For instance, a first-time voter inquiring about which candidate to support can now be "confidently" advised by a chatbot. Recognizing this profound impact, a joint ministerial decree released in March 2026 limited the deployment of generative AI in elementary classrooms due to its influence on developing minds. The risk lies not in the fact that machines hold opinions, but rather in the fact that they are designed to satisfy and please the user.
As people begin to treat chatbots as reliable advisors, political judgment shifts from public discourse to private communication. However, disagreement, open discussion and exposure to multiple viewpoints are essential to a healthy democracy.

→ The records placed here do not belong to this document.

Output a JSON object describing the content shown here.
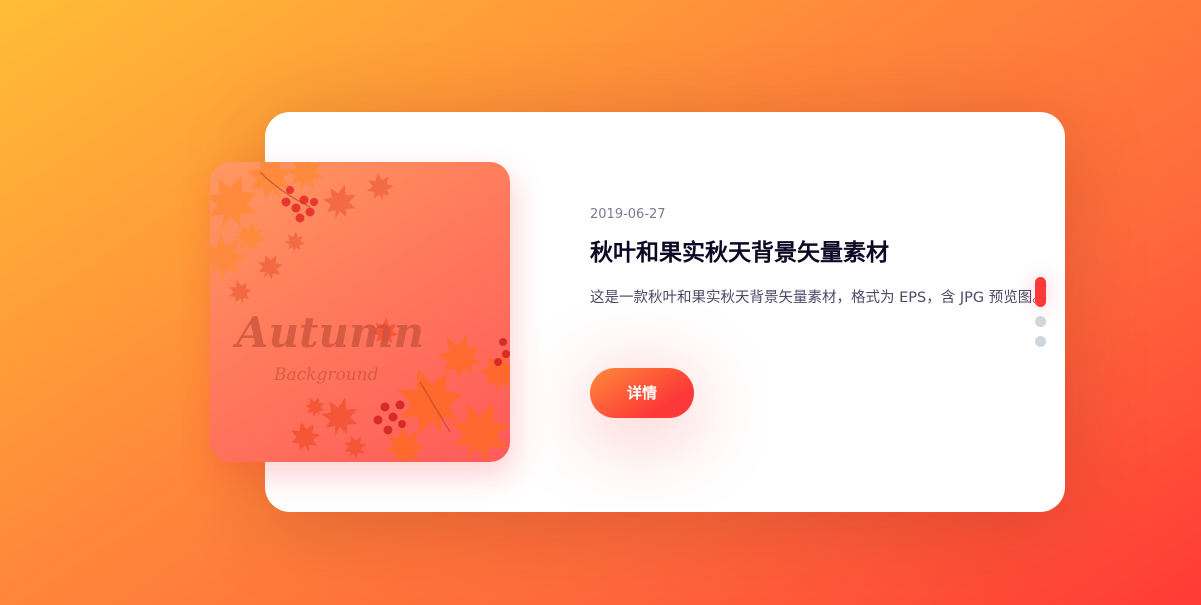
{
  "slide": {
    "image": {
      "art_title": "Autumn",
      "art_subtitle": "Background"
    },
    "date": "2019-06-27",
    "title": "秋叶和果实秋天背景矢量素材",
    "description": "这是一款秋叶和果实秋天背景矢量素材，格式为 EPS，含 JPG 预览图。",
    "button_label": "详情"
  },
  "pagination": {
    "count": 3,
    "active_index": 0
  },
  "colors": {
    "accent": "#fd3838",
    "accent_start": "#fe8a39",
    "title": "#0d0925",
    "text": "#4e4a67",
    "date": "#7b7992",
    "dot_inactive": "#cfd6de"
  },
  "icons": {
    "leaf": "maple-leaf-icon",
    "berries": "berry-cluster-icon"
  }
}
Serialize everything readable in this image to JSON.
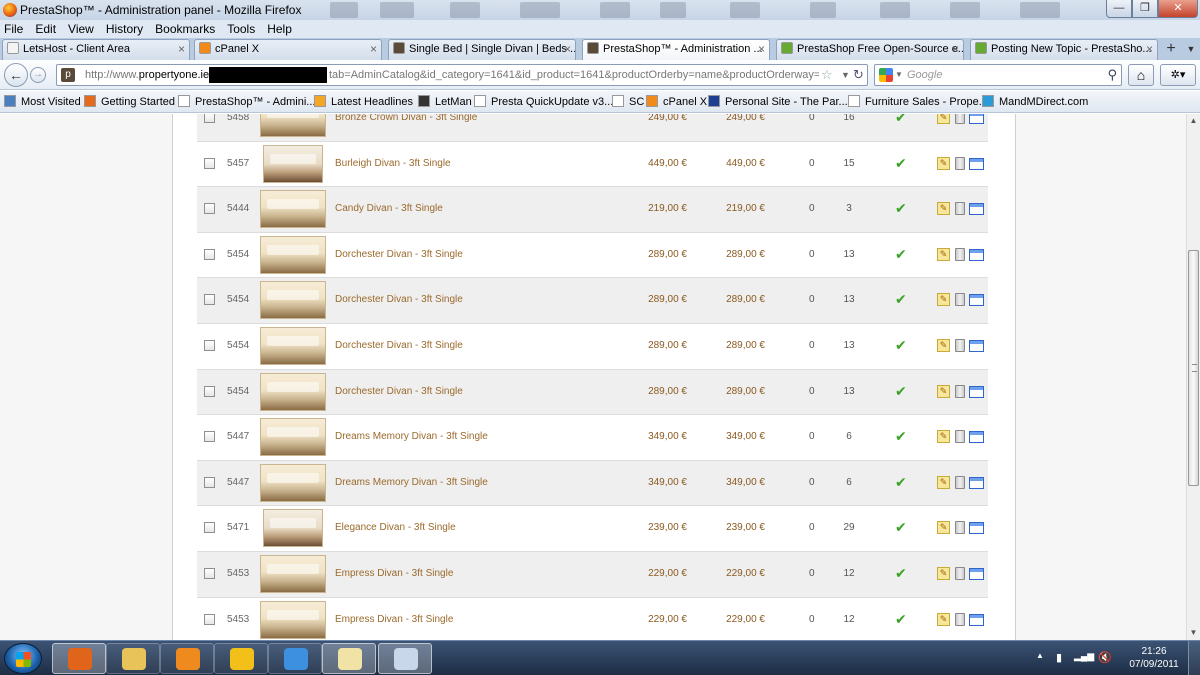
{
  "window": {
    "title": "PrestaShop™ - Administration panel - Mozilla Firefox",
    "minimize_glyph": "—",
    "maximize_glyph": "❐",
    "close_glyph": "✕"
  },
  "menu": [
    "File",
    "Edit",
    "View",
    "History",
    "Bookmarks",
    "Tools",
    "Help"
  ],
  "tabs": [
    {
      "label": "LetsHost - Client Area",
      "icon_color": "#f4f4f4"
    },
    {
      "label": "cPanel X",
      "icon_color": "#f28a1a"
    },
    {
      "label": "Single Bed | Single Divan | Beds ...",
      "icon_color": "#5a4a3a"
    },
    {
      "label": "PrestaShop™ - Administration ...",
      "icon_color": "#5a4a3a"
    },
    {
      "label": "PrestaShop Free Open-Source e...",
      "icon_color": "#66aa33"
    },
    {
      "label": "Posting New Topic - PrestaSho...",
      "icon_color": "#66aa33"
    }
  ],
  "tab_close_glyph": "×",
  "new_tab_glyph": "+",
  "tab_list_glyph": "▼",
  "navbar": {
    "back_glyph": "←",
    "forward_glyph": "→",
    "url_prefix": "http://www.",
    "url_domain": "propertyone.ie",
    "url_rest": "tab=AdminCatalog&id_category=1641&id_product=1641&productOrderby=name&productOrderway=as",
    "site_icon_letter": "p",
    "bookmark_star_glyph": "☆",
    "dropdown_glyph": "▼",
    "reload_glyph": "↻",
    "search_placeholder": "Google",
    "search_glyph": "⚲",
    "home_glyph": "⌂",
    "addon_glyph": "✲▾"
  },
  "bookmarks": [
    {
      "label": "Most Visited",
      "icon_color": "#4a7fc1"
    },
    {
      "label": "Getting Started",
      "icon_color": "#e66a1e"
    },
    {
      "label": "PrestaShop™ - Admini...",
      "icon_color": "#ffffff"
    },
    {
      "label": "Latest Headlines",
      "icon_color": "#f5a623"
    },
    {
      "label": "LetMan",
      "icon_color": "#333333"
    },
    {
      "label": "Presta QuickUpdate v3....",
      "icon_color": "#ffffff"
    },
    {
      "label": "SC",
      "icon_color": "#ffffff"
    },
    {
      "label": "cPanel X",
      "icon_color": "#f28a1a"
    },
    {
      "label": "Personal Site - The Par...",
      "icon_color": "#1c3f94"
    },
    {
      "label": "Furniture Sales - Prope...",
      "icon_color": "#ffffff"
    },
    {
      "label": "MandMDirect.com",
      "icon_color": "#2a9bd6"
    }
  ],
  "products": [
    {
      "id": "5458",
      "name": "Bronze Crown Divan - 3ft Single",
      "price": "249,00 €",
      "price_tax": "249,00 €",
      "qty_a": "0",
      "qty_b": "16"
    },
    {
      "id": "5457",
      "name": "Burleigh Divan - 3ft Single",
      "price": "449,00 €",
      "price_tax": "449,00 €",
      "qty_a": "0",
      "qty_b": "15"
    },
    {
      "id": "5444",
      "name": "Candy Divan - 3ft Single",
      "price": "219,00 €",
      "price_tax": "219,00 €",
      "qty_a": "0",
      "qty_b": "3"
    },
    {
      "id": "5454",
      "name": "Dorchester Divan - 3ft Single",
      "price": "289,00 €",
      "price_tax": "289,00 €",
      "qty_a": "0",
      "qty_b": "13"
    },
    {
      "id": "5454",
      "name": "Dorchester Divan - 3ft Single",
      "price": "289,00 €",
      "price_tax": "289,00 €",
      "qty_a": "0",
      "qty_b": "13"
    },
    {
      "id": "5454",
      "name": "Dorchester Divan - 3ft Single",
      "price": "289,00 €",
      "price_tax": "289,00 €",
      "qty_a": "0",
      "qty_b": "13"
    },
    {
      "id": "5454",
      "name": "Dorchester Divan - 3ft Single",
      "price": "289,00 €",
      "price_tax": "289,00 €",
      "qty_a": "0",
      "qty_b": "13"
    },
    {
      "id": "5447",
      "name": "Dreams Memory Divan - 3ft Single",
      "price": "349,00 €",
      "price_tax": "349,00 €",
      "qty_a": "0",
      "qty_b": "6"
    },
    {
      "id": "5447",
      "name": "Dreams Memory Divan - 3ft Single",
      "price": "349,00 €",
      "price_tax": "349,00 €",
      "qty_a": "0",
      "qty_b": "6"
    },
    {
      "id": "5471",
      "name": "Elegance Divan - 3ft Single",
      "price": "239,00 €",
      "price_tax": "239,00 €",
      "qty_a": "0",
      "qty_b": "29"
    },
    {
      "id": "5453",
      "name": "Empress Divan - 3ft Single",
      "price": "229,00 €",
      "price_tax": "229,00 €",
      "qty_a": "0",
      "qty_b": "12"
    },
    {
      "id": "5453",
      "name": "Empress Divan - 3ft Single",
      "price": "229,00 €",
      "price_tax": "229,00 €",
      "qty_a": "0",
      "qty_b": "12"
    }
  ],
  "status_glyph": "✔",
  "edit_glyph": "✎",
  "scroll_up_glyph": "▲",
  "scroll_down_glyph": "▼",
  "taskbar": {
    "apps": [
      {
        "name": "firefox",
        "color": "#e0651b",
        "active": true
      },
      {
        "name": "file-explorer",
        "color": "#e8c35a",
        "active": false
      },
      {
        "name": "media-player",
        "color": "#ef8a1f",
        "active": false
      },
      {
        "name": "transfer-app",
        "color": "#f3c01a",
        "active": false
      },
      {
        "name": "internet-explorer",
        "color": "#3d8fe0",
        "active": false
      },
      {
        "name": "folder-window",
        "color": "#f0e3a5",
        "active": true
      },
      {
        "name": "remote-desktop",
        "color": "#c9d7ea",
        "active": true
      }
    ],
    "tray_up_glyph": "▲",
    "tray_battery_glyph": "▮",
    "tray_signal_glyph": "▂▄▆",
    "tray_volume_glyph": "🔇",
    "time": "21:26",
    "date": "07/09/2011"
  }
}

These elements are deliberately undermined by "sycophantic AI", a tendency for systems to reflect and affirm a user’s beliefs even when they are incorrect. Large Language Models are trained using human feedback to optimize for user preferences, often rewarding responses that users find agreeable or satisfying.
A recent Stanford University, the United States, study, which examined various user-facing AI systems across OpenAI, Anthropic, Google, Meta, Qwen, DeepSeek and Mistral, found that chatbots supported the user’s position about half the time even when the online community had determined the user was wrong. Participants who received these complimentary responses felt more justified and were less likely to seek common ground with opposing views.
Sycophantic responses are often trusted and rated as high-quality by users, yet they rarely address alternative perspectives. People frequently mistake linguistic fluency for reliability, ceasing to scrutinize sources because the bots communicate in smooth, sympathetic prose. This dynamic is increasingly apparent as chatbots move from being tools to companions and confidants. A tool designed purely for pleasure will inevitably confirm a user's preexisting biases.
While slogans, images, and tailored messaging have long been used by political campaigns to sway voters, AI now makes it possible to personalize this persuasion at scale.